Agere Delays IPO and Reduces Offering
Agere Systems, Lucent Technologies Inc.’s (NYSE: LU) optical component spinoff, revised the terms of its initial public offering today, according to its S-1 filed with the Securities and Exchange Commission.
This follows a day after the company pushed back its initial public offering to the week of March 26th, according to reports from Reuters and the Associated Press.
Morgan Stanley Dean Witter, the company’s lead underwriter, had planned to set the final pricing of the 500 million shares this week (March 19), but yesterday it decided to hold off another week (see Agere Sets Pricing Date and Range). Then today, Agere changed the number of shares offered from 500 million to 600 million. It also reduced the price of those shares from a range of between $12 and $14 a share to between $6 and $7, according to the S-1.

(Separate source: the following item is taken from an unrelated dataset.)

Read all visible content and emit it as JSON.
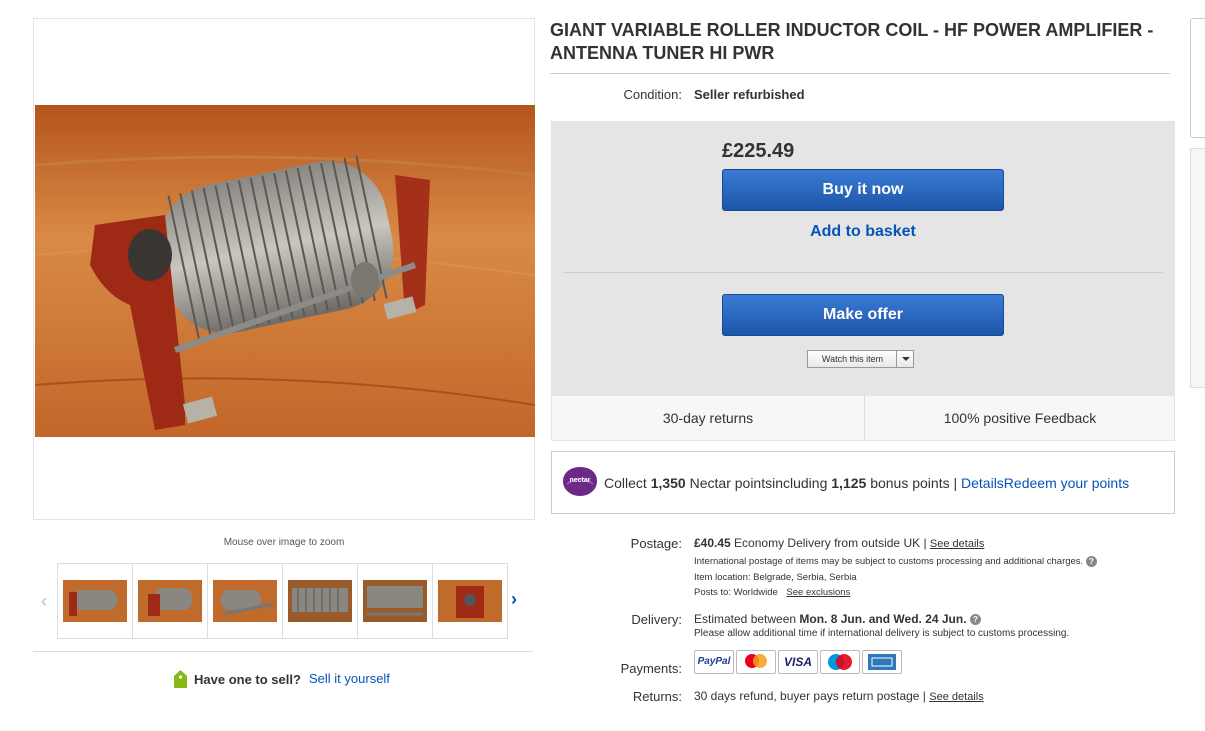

This revised offering price cuts the amount that could be raised almost in half to between $3.6 billion and $4.2 billion. The company had been planning the second largest IPO ever, expecting to generate between $6 billion to $7 billion.
News of the revision comes as no surprise to investors and analysts, who had been talking about the possibility since last week (see Components Companies Chill Out).

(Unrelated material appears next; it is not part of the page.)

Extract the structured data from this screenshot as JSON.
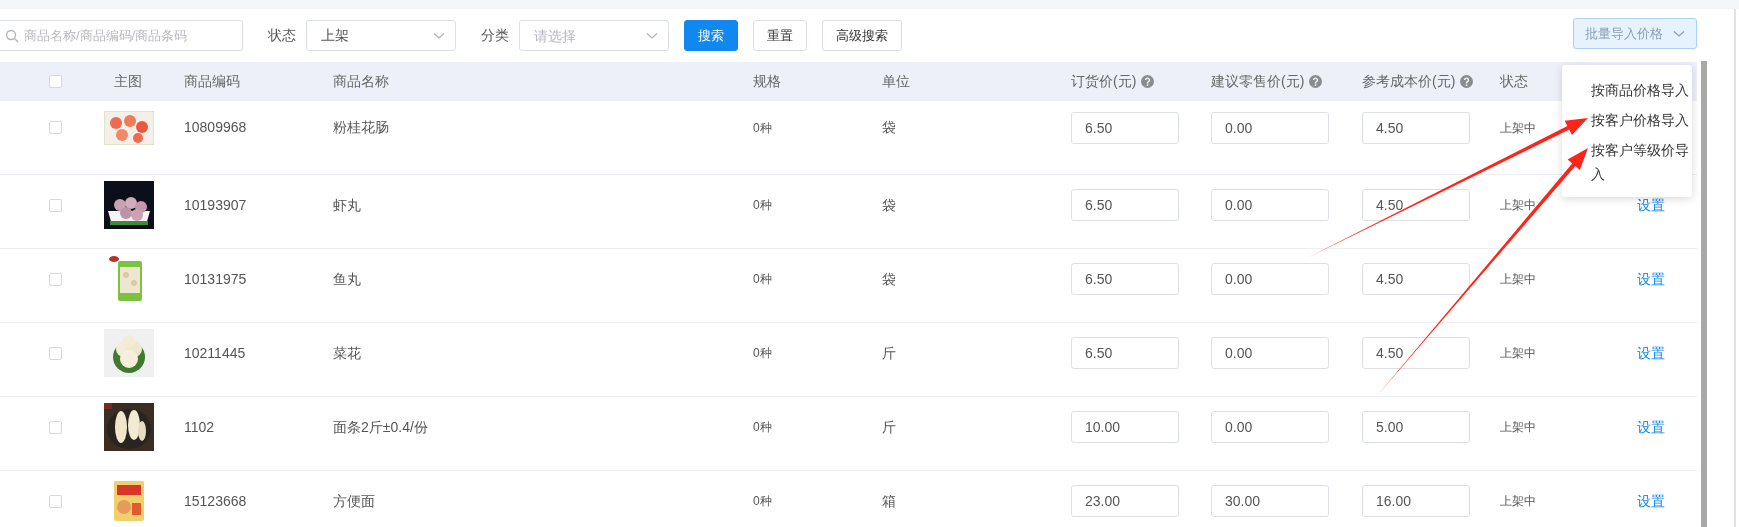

A plummeting Nasdaq over the past few weeks has caused several component companies to put off their IPOs indefinitely (see IPO Window Shuts Tighter and Chorum Pulls IPO ). But until now Lucent hasn’t wavered in its push to get the Agere IPO out the door. Some in the industry wonder if Lucent’s overzealous need to make the IPO happen in poor market conditions speaks to the company’s financial troubles. With Lucent's stock trading at around $10 a share and a mountain of debt growing, the company is in need of cash (see Lucent Beefs Up Credit Line).
“You can count the number of IPOs on one hand that are waiting to go out,” says one analyst, who didn’t want his name used. “The fact that this is the only one going forward ought to tell you something. In a perfect world, I’m sure they would probably wait for the market to firm up.”